La cour de cassation a pris une décision lourde de conséquences ce mercredi 14 avril en relaxant le cardinal Barbarin. Car au-delà de l’affaire dite « Barbarin », c’est le cadre légal concernant la non-dénonciation de violences sexuelles commises sur des enfants de moins de 15 ans qui était concernée. Et la justice a tranché définitivement en faveur du cardinal, provoquant la consternation des parties civiles.
Le point final de quatre ans de feuilleton judiciaire
Pour rappel, le cardinal Barbarin était accusé de ne pas avoir dénoncé les violences sexuelles commises par le père Preynat sur des mineurs de 15 ans, alors même qu’il avait été mis au courant. En 2019, le tribunal correctionnel de Lyon avait condamné le cardinal à six mois de prison avec sursis, puis l’homme d’église avait été relaxé en appel début 2020, après quatre ans de feuilleton judiciaire.
L’association La Parole libérée, qui regroupe les victimes du père Preynat, partie civile dans cette affaire, avait alors formé un pourvoi en cassation, dans l’espoir que la plus haute juridiction française casse le jugement rendu en deuxième instance. Le laborieux parcours des victimes pour que les deux hommes d’église soient sanctionnés avait été adapté début 2019 par François Ozon dans un film intitulé « Grâce à Dieu ». Ce mercredi 14 avril, le dernier espoir des victimes en confirmant la décision de la cour d’appel est parti en fumée.
Les victimes assez grandes pour dénoncer les faits elles-mêmes
En janvier 2020, la cour d’appel avait estimé que les agressions sexuelles commises par le père Preynat dans les années 80 et 90 étaient prescrites et que lorsque le cardinal Barbarin en avait eu connaissance, en 2010, 2014 et 2015, les victimes étaient alors assez âgées pour porter plainte elles-mêmes.
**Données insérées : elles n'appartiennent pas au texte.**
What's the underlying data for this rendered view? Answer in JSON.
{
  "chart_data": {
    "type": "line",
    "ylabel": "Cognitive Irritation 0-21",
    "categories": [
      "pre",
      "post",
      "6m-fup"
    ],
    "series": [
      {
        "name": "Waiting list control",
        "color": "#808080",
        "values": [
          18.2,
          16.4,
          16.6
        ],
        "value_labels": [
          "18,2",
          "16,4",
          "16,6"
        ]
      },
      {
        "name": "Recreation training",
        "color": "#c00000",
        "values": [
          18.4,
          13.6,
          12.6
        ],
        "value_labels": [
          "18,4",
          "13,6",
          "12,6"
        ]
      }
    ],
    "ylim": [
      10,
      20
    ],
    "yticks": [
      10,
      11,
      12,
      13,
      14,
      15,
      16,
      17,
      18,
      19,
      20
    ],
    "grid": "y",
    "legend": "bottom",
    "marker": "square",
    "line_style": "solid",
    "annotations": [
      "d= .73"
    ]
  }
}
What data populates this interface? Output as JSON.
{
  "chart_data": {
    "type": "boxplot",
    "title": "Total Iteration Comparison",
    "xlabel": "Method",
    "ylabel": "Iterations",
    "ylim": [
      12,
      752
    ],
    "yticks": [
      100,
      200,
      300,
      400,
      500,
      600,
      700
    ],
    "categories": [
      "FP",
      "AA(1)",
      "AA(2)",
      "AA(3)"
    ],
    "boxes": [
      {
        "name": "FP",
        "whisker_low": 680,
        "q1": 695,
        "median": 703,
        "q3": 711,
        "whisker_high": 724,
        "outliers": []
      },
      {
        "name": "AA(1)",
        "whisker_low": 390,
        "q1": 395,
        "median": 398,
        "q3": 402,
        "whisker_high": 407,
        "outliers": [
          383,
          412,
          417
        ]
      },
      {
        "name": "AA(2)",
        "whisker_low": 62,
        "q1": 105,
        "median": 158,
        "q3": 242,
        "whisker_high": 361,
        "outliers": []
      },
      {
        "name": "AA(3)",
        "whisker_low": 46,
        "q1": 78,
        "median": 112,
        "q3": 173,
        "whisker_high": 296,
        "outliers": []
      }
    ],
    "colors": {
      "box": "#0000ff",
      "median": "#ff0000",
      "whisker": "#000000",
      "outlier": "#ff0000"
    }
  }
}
La Cour de cassation a confirmé ce mercredi cette vision des choses, arguant dans un communiqué que seuls « l’âge ou la fragilité de la victime » pouvaient justifier le maintien de l’obligation de dénoncer les violences sexuelles, qu’elles soient prescrites ou non.
Or, dans l’affaire Barbarin, lorsque le cardinal a connaissance des faits. La cour d’appel précise que :
« Les victimes, âgées de 34 à 36 ans, insérées au plan familial, social et professionnel, sans maladie ou déficience les empêchant de porter plainte, étaient en mesure de dénoncer les faits. »
Et estime donc que les victimes pouvaient porter plainte elles-mêmes, que le cardinal Barbarin n’avait aucune obligation de le faire à leur place. Il est donc relaxé le 30 janvier 2020.
Les questions posées à la cour de cassation
Ce mercredi, la cour de Cassation s’est alignée sur le jugement rendu en deuxième instance, définissant ainsi le cadre légal concernant la non-dénonciation d’agressions sexuelles commises sur des enfants de moins de 15 ans.
A la question de savoir si l’obligation de dénoncer ce type d’actes s’arrêtait avec leur prescription, la cour de cassation a répondu par la négative. La deuxième question posée à cette juridiction portait sur le fait de savoir si cette obligation de dénoncer les faits cesse lorsque les victimes sont « en état » de le faire elles-mêmes. Là, la cour a répondu oui, relaxant au passage le cardinal Barbarin.
Il appartient donc aux victimes de dénoncer les faits si elles sont en capacité physique et mentale de le faire à l’âge adulte, car une fois la majorité franchie, l’obligation de dénonciation cesse d’exister pour les témoins et adultes mis au courant.
« Cette décision est une faillite sociétale fondée sur le déni des abus sexuels sur mineurs »
Un véritable coup de massue pour François Devaux, une des victimes du père Preynat et président de La Parole libérée, dissoute en mars dernier, qui confie son désarroi aux médias :
« Cette décision a le poids d’un choix de société. En tant que victimes, nous voulions que la République s’affirme et arrête de faire semblant devant toutes ces agressions sexuelles sur mineurs. Malheureusement, la République n’aide pas beaucoup et fait encore obstacle. […] Comment laisser l’appréciation de sa vulnérabilité à cette victime qui, précisément, n’arrive pas à dénoncer !
Cette décision est une faillite sociétale encore fondée sur le déni des abus sexuels sur mineurs. Ce combat là n’est donc pas terminé. »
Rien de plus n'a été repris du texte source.